I stop there whenever I’m visiting. Sometimes I walk away lucky, but most of the time I’m not lucky at all. There is no pretense here. The store doesn’t aspire to be something it’s not. In fact, there is an awful lot of crap here, and it’s hard to wade through it all. I cannot call this an antique shop. That would be a whole other brand. This is basically a group of indoor yard sales, except that part of the stock extends into the outdoors, and is therefore subject to the elements.
I have always avoided the outdoor section. Musty books and old lampshades don’t hold very much appeal for me. I never thought I’d find anything there. But this time, the outdoor section seemed larger than usual. A sign informed me that the stores were closing for the season and Â ”no reasonable offer will be refused!
My eyes ran across the detritus of people’s lives. Oh lor,’ it is ever depressing to think about the things we accumulate and hold dear, only to have them end up selling for deeply discounted prices on the side of the road.
I was looking at piles of old cutlery when I saw It. I picked it up and held it in my hand for awhile.
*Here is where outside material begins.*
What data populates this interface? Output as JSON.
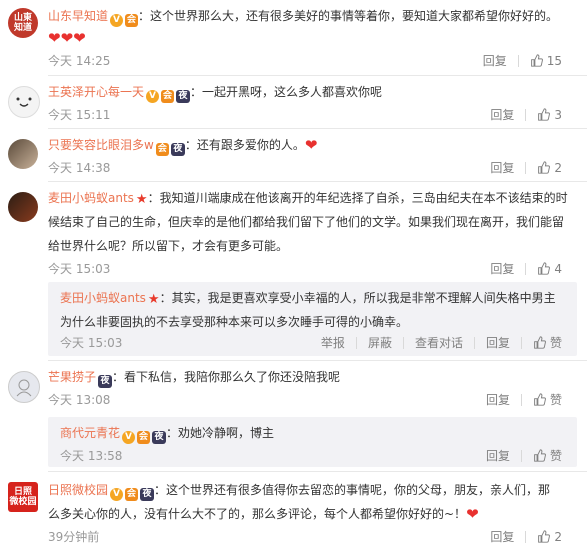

It felt warm. I brought it inside to pay. I had no idea how much this item was going to cost me.
I held it up to the proprietress. She snorted with laughter. “Oh my,” she exclaimed. “Haven’t you found a treasure!”
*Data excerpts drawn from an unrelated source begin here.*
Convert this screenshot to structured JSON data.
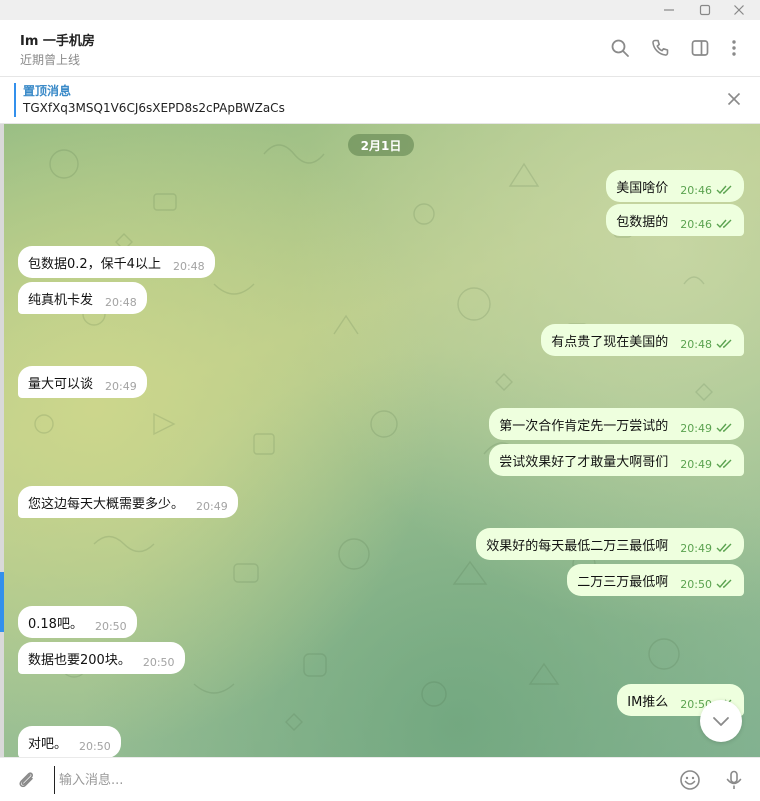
{
  "header": {
    "title": "Im 一手机房",
    "status": "近期曾上线"
  },
  "pinned": {
    "label": "置顶消息",
    "text": "TGXfXq3MSQ1V6CJ6sXEPD8s2cPApBWZaCs"
  },
  "chat": {
    "date": "2月1日",
    "messages": [
      {
        "text": "美国啥价",
        "time": "20:46",
        "dir": "out"
      },
      {
        "text": "包数据的",
        "time": "20:46",
        "dir": "out"
      },
      {
        "text": "包数据0.2，保千4以上",
        "time": "20:48",
        "dir": "in"
      },
      {
        "text": "纯真机卡发",
        "time": "20:48",
        "dir": "in"
      },
      {
        "text": "有点贵了现在美国的",
        "time": "20:48",
        "dir": "out"
      },
      {
        "text": "量大可以谈",
        "time": "20:49",
        "dir": "in"
      },
      {
        "text": "第一次合作肯定先一万尝试的",
        "time": "20:49",
        "dir": "out"
      },
      {
        "text": "尝试效果好了才敢量大啊哥们",
        "time": "20:49",
        "dir": "out"
      },
      {
        "text": "您这边每天大概需要多少。",
        "time": "20:49",
        "dir": "in"
      },
      {
        "text": "效果好的每天最低二万三最低啊",
        "time": "20:49",
        "dir": "out"
      },
      {
        "text": "二万三万最低啊",
        "time": "20:50",
        "dir": "out"
      },
      {
        "text": "0.18吧。",
        "time": "20:50",
        "dir": "in"
      },
      {
        "text": "数据也要200块。",
        "time": "20:50",
        "dir": "in"
      },
      {
        "text": "IM推么",
        "time": "20:50",
        "dir": "out"
      },
      {
        "text": "对吧。",
        "time": "20:50",
        "dir": "in"
      }
    ]
  },
  "composer": {
    "placeholder": "输入消息..."
  },
  "colors": {
    "accent": "#3390ec",
    "outgoing_bubble": "#eeffde",
    "incoming_bubble": "#ffffff",
    "read_tick": "#5ba350"
  }
}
There was a lot of sarcasm there.
I didn’t react. If I’m bargaining at a junk shop in which there are no prices printed on anything I don’t show love, don’t show fear, and don’t show extra interest outside of regular friendly behaviour. The trick is to maintain a poker face, because if you don’t, the price will change, and it won’t be in your favour.
I should mention that in addition to my finding, I also held a new bottle brush in my hand, something I needed to scrub the sticky bits tomato soup from the bottom of the Emma and Sarah’s thermoses. (What’s the plural of thermos? Thermii?)
“So how much?”
I didn’t actually say those words. My face said it for me.
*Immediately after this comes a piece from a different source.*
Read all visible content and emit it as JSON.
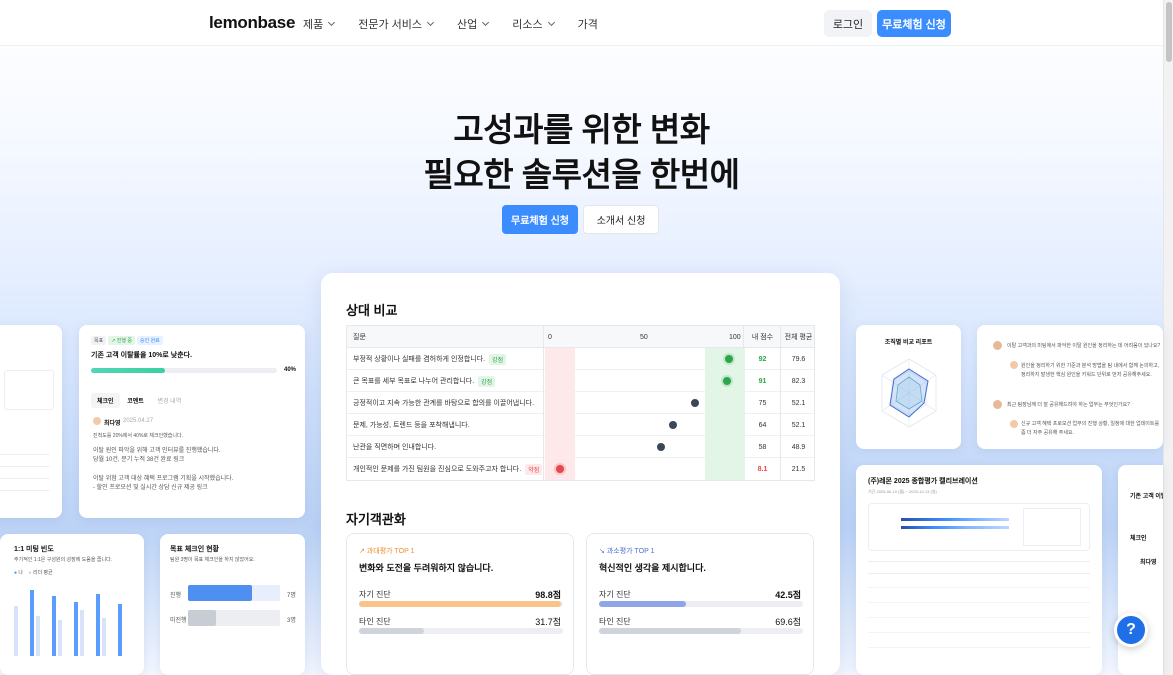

The verdict came down: fifty cents for both.
As I handed her some silver she took a closer look at what I had just bought.
“That thing must be 100 years old,” she clucked.
“Who knows?” I said. “I just like the story it tells.”
My 25-cent treasure was an old wooden spoon, one side of which was eroded by decades of stirring.
I bet it was the only mixing spoon its former owner possessed. Maybe it was a wedding present. I bet she stirred hearty stews to warm her family on cold nights. I bet she stirred everything from batches of custard, cookies and, big batches of jellies and jams, filling for tourtiere, and porridge to fill the tummy on chilly mornings.
I can’t even begin to imagine how much this person must have cooked in order to wear down a solid piece of wood like that. I like to think that it’s been worn by both love and hard work, misshapen by equal measures of joy and strain. How many times around the pot did it go? How many hours was it used? What is it doing, practically discarded, by the side of the road?
I bet her hand wore this spoon like a comfortable old shoe.
I own four wooden spoons (not to mention a few whisks, a blender, and a food processor) but I really only use one of my four spoons. It used to belong to my grandmother. It calls to me when something needs stirring. Those other spoons, they just stand there in an old sugar jar, ignoring me and looking bored. Why did I ever think I needed so many wooden spoons?
Our family spoon – likely on its third generation of use – isn’t perfectly straight anymore either. It leans slightly to one side but it fits like a glove, but will probably never see as much action as the one I bought on in the junk shop at the side of the highway.